To solve $a(a(x))=0$, first solve $a(x)=0$, getting $z_1, \dots, z_m$. Then solve $a(x)=z_i$ for each $i$.
In this way, you're always solving equations of the same degree.
A: Expand the polynomial and solve it the usual way..
In this case,
\begin{align}
   (x^2 - 5x + 2)^2 - 5(x^2 - 5x + 2) + 2 &= x^4 - 10 x^3 + 24 x^2 + 5 x - 4
\end{align}
(by Wolfram Alpha)
Then carry out the usual root-finding methods for non-linear equations. For example, using Newton's method,
\begin{align}
  f(x) &=  x^4 - 10 x^3 + 24 x^2 + 5 x - 4\\
  f'(x) &= 4x^3 - 30x^2 + 48x + 5\\
  x_{i + 1} &= x_i - \frac{f(x_i)}{f'(x_i)}
\end{align}
With $x_0 = 4$ we get,
\begin{array}{c | c}
  i & x_i\\
  \hline
  0 & 4 \\
  1 & 4.5926 \\
  2 & 4.6617 \\
  3 & 4.6653 \\
  4 & 4.6653 \\
\end{array}
Alternatively, you can also get already existing software like Wolfram Alpha to also solve your polynomial for you.

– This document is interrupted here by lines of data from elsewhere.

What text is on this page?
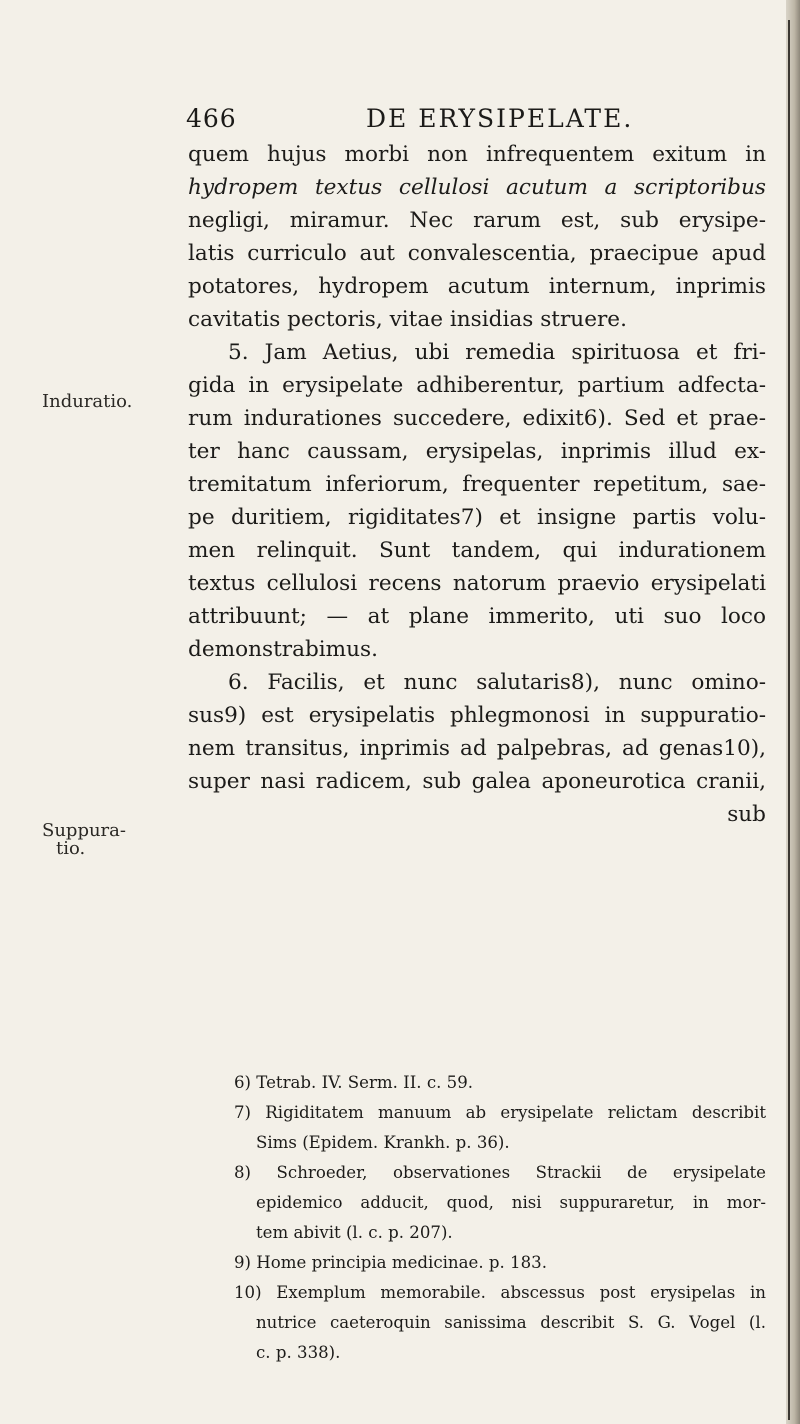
466	DE ERYSIPELATE.
Induratio.
Suppura-
tio.
quem hujus morbi non infrequentem exitum in
hydropem textus cellulosi acutum a scriptoribus
negligi, miramur. Nec rarum est, sub erysipe-
latis curriculo aut convalescentia, praecipue apud
potatores, hydropem acutum internum, inprimis
cavitatis pectoris, vitae insidias struere.
5. Jam Aetius, ubi remedia spirituosa et fri-
gida in erysipelate adhiberentur, partium adfecta-
rum indurationes succedere, edixit6). Sed et prae-
ter hanc caussam, erysipelas, inprimis illud ex-
tremitatum inferiorum, frequenter repetitum, sae-
pe duritiem, rigiditates7) et insigne partis volu-
men relinquit. Sunt tandem, qui indurationem
textus cellulosi recens natorum praevio erysipelati
attribuunt; — at plane immerito, uti suo loco
demonstrabimus.
6. Facilis, et nunc salutaris8), nunc omino-
sus9) est erysipelatis phlegmonosi in suppuratio-
nem transitus, inprimis ad palpebras, ad genas10),
super nasi radicem, sub galea aponeurotica cranii,
sub
6) Tetrab. IV. Serm. II. c. 59.
7) Rigiditatem manuum ab erysipelate relictam describit
Sims (Epidem. Krankh. p. 36).
8) Schroeder, observationes Strackii de erysipelate
epidemico adducit, quod, nisi suppuraretur, in mor-
tem abivit (l. c. p. 207).
9) Home principia medicinae. p. 183.
10) Exemplum memorabile. abscessus post erysipelas in
nutrice caeteroquin sanissima describit S. G. Vogel (l.
c. p. 338).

The bottom line, however, is that there aren't really any shortcuts. You just need to expand the messy polynomial and do the root-finding. Thankfully, we have computers to take care of such a process.
EDIT:
I just realized that there is indeed an alernative..
You have $a_i(x) = x^2 - 5x + 2$. Then for $a_1(a_2(x)) = 0$, 
\begin{align}
  a_2^2 - 5a_2 + 2 &= 0\\
  \Rightarrow a_2 &= \frac{5 \pm \sqrt{17}}{2}\\
  \Rightarrow x^2 - 5x + 2 &= \frac{5 \pm \sqrt{17}}{2}\\
  \Rightarrow x^2 - 5x + \frac{-1 \pm \sqrt{17}}{2} &= 0\\
  \Rightarrow x &= \frac{5 \pm \sqrt{25 - 2\left(-1 \pm \sqrt{17} \right)}}{2}\\
  \Rightarrow x &= \frac{5 \pm \sqrt{27 \pm 2 \sqrt{17}}}{2}
\end{align}
You can then repeat this again if with $a(x)$ instead of $x$ if you had $a_1(a_2(a_3(x)))$. That is, instead of $x$ on the LHS you'd have $x^2 - 5x + 2$ and you could use the quadratic formula once more.